Lessons To Be Learned

The question after the recent terrorist attacks is met with gnashing of teeth and admonishments but will anything change? It begins at the top, and in the past century, we have been blessed with great leaders such as Churchill, FDR, Reagan, and Thatcher who could issue the clear clarion call defense of Western Civilization.

There is one problem today, we have no Churchill, no Thatcher, and no Reagan or for that matter, no George W. Bush whose foreign policy has often been blamed, but at least he understood the basic threat. Today, leadership is missing in action. It starts at the top, but as I made the case over the past couple of years, Obama's foreign policy is a disaster and the Middle East is the number one exhibit of that failure. From the beginning, Obama made it clear that he was not Bush and wanted to reverse Bush’s policies and retreat from the Middle East, and world responsibility while building a new America at home. Now after seven years, we know the results. ISIS has become a power broker in the Middle East and has proven to be Al-Qaeda on steroids, and Obama's negotiations have essentially guaranteed Iran will be a nuclear power. He is allowing Iran to establish their own hegemony including Syria, Lebanon, Hamas in the Gaza strip and much of Iraq not controlled by ISIS or the Kurds, the last remnants of a dependable pro United States force left in Iraq. Even our Allies like Egypt are now talking with the Russians, long given up on the idea that an Obama led United States will protect them.
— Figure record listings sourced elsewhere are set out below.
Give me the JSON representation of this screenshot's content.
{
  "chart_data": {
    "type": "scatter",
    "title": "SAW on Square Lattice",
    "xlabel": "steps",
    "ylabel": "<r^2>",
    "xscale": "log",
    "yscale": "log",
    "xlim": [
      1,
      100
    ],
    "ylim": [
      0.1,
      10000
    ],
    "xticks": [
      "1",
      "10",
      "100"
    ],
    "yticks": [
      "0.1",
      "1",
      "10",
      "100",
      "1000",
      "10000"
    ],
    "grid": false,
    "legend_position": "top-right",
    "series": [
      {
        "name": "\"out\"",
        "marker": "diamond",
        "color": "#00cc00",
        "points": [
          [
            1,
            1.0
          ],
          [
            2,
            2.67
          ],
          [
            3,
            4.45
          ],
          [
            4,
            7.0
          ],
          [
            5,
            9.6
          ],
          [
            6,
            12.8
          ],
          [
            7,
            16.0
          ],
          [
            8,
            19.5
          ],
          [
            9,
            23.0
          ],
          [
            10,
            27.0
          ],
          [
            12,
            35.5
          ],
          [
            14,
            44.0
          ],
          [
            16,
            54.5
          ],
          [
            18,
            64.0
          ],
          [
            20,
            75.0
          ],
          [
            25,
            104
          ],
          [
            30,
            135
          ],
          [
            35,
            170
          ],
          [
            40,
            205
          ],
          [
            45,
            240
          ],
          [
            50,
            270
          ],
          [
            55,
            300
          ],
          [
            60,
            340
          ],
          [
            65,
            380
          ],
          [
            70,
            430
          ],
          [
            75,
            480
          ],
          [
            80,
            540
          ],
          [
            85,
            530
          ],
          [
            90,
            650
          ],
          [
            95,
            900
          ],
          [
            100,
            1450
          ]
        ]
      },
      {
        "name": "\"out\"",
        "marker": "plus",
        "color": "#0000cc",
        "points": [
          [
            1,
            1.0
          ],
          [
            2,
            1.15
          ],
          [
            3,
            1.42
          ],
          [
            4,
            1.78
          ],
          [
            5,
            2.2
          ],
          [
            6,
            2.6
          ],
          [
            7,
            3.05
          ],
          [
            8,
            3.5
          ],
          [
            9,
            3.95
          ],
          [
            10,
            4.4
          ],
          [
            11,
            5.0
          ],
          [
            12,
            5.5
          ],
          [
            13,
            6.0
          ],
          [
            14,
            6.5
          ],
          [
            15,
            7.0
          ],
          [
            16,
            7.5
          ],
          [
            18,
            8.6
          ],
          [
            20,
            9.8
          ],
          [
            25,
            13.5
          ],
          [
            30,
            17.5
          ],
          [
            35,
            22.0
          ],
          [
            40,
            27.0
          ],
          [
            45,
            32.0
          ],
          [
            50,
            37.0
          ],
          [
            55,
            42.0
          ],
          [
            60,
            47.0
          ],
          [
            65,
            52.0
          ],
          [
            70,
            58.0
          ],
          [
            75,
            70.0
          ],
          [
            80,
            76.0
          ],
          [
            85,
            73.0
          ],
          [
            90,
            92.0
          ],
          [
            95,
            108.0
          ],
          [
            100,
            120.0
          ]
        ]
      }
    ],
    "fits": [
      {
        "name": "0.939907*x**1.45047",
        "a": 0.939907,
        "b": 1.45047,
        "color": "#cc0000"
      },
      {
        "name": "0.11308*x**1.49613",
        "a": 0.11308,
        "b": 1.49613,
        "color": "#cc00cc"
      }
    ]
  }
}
The fecklessness of the Obama/Clinton/Kerry foreign policy can be seen in the proclamation that our greatest problem is climate change, but then only a leftist can decide they can change climate as if they are gods. While the dead are being buried at the end of this month, our leaders will meet in Paris to deal with climate change and this attack will be pushed to the back page.

I am not going to excuse Republicans since they also have a responsibility to promote alternatives and so far, this debate has been muddled. The Rand Paul wing of the Party has had an impact, even if Paul has not been a significant factor in the polls. His point that much of the failure has its roots in Bush’s invasion of Iraq has been picked up by Trump and Carson. As I have explained in the past, the real failure has been Obama's refusal to leave troops in Iraq as his own military chiefs recommended. This would have meant that the United States would have left 20,000 troops in place but how much different the Middle East would have been if those troops would have been there? Does anyone believe that ISIS would have penetrated Iraq or that the Iraqi government would have turned to Iran? What if Obama had been more supportive of the Iranians who took to the street over fixed elections in 2009 instead of siding with the government. Could the history of the present regime been changed? When Republicans accept the “Bush is to blame" argument, it makes it more difficult for those Republicans to criticize Hillary Clinton's conduct of foreign policy in the general election.

It will be imperative for Republicans not just to criticize Obama/Clinton’s foreign policy but design an alternative vision for an American foreign policy in the twenty first century beginning with identifying American national interests and how to defend it. It is not enough to say more defense spending but define what American military should look like in the twenty first century. So far, we have yet to see this from any of the candidates. The Paris attacks have simply reminded us that war on terror is still with us and that the same forces that killed 3000 Americans fourteen years ago are still with us.